The fruit is also pretty good for you. Dates have been shown in scientific studies to protect against many diseases including cancer via their anti-oxidant, anti-microbial and anti-inflammatory properties. The fruit was also reported this year by scientists at Cardiff Metropolitan University to be as potent in fighting off harmful bacteria as costly Manuka honey.

Last year Israel sent nearly £15 million of dates to the UK, a 15 per cent increase over 2013. Fashionable restaurants are helping fuel the demand.

Jordan Sclare, chef at trendy Peruvian fusion restaurant Chotto Matte, loves dates and always has a jar marinating in rum. "Israeli are my favourites as they are extra sweet and moist."

He blends these to a paste and buries them at the base of a chocolate mousse.

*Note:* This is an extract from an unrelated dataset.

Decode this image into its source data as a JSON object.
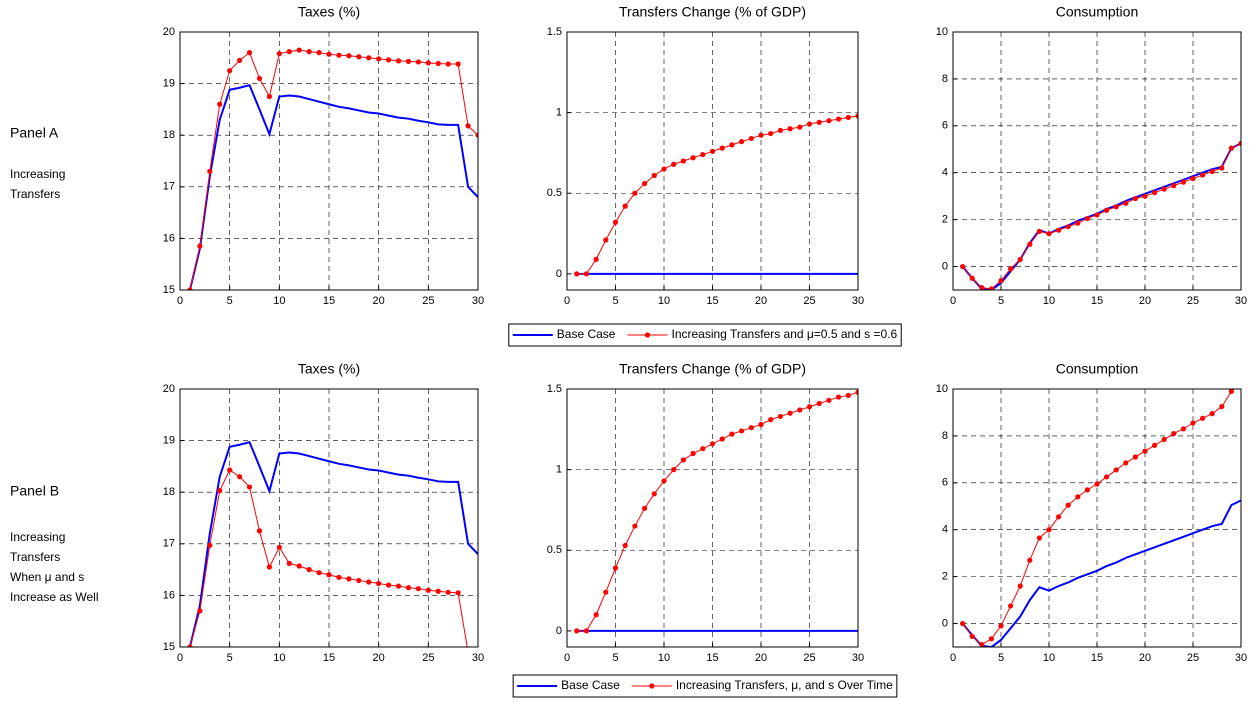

He has also served crème brûlée with a core of date purée: "I used less sugar than usual in the custard, and it was a big success."

Ben Tish, chef director of the Salt Yard, is also a fan of Medjool dates: "They have an incredible depth of flavour; the toffee-caramel quality they bring to a dish is special and hard to replicate. They've also got a sturdy texture which holds up well in cooking." Tish mixes soaked, chopped dates with chopped walnuts and gorgonzola, stirs into béchamel sauce and moulds the mixture into croquettes, rolled in flour, eggs and breadcrumbs before frying.

At Fitzrovia salt beef and bagel emporium, Delancey & Co the "Phat Elvis bagel" is a toasted cinnamon and raisin bagel with chopped Medjools sprinkled over the half spread with peanut butter. The other half is spread with Nutella.

Yotam Ottolenghi quarters Medjools and tosses them with whole almonds into a salad of baby spinach leaves and the American-Jewish food and cookbook writer Marlena Spieler, serves them stuffed with soft goat's cheese or lightly sautéed in olive oil and sprinkled with sea salt flakes as an accompaniment for cheese and wine.

Spieler points out the vogue for dates has also brought silan - date nectar - to the fore: "It's thought it was the 'honey' referred to in the phrase 'land of milk and honey'." Silan is perfect for drizzling onto all kinds of grilled food, from fish and chicken to cauliflower.

Fashionable healthy eating champion, Ella Woodward is a brand ambassador for date nectar, available on Amazon: "I use it on everything from porridge to smoothies, chia puddings, crumbles, muffins, cakes and icing." She also champions the date shake (below), a favourite in Palm Springs where they use handfuls of chopped, stoned dates blended with one part milk to three parts vanilla ice-cream. Woodward's sugar-free version uses the nectar blended with almond milk, almond butter and fresh banana.

Whichever way you make it, it's nice to know that this sweetest of treats could actually be the healthiest as well as happiest way to toast the New Year.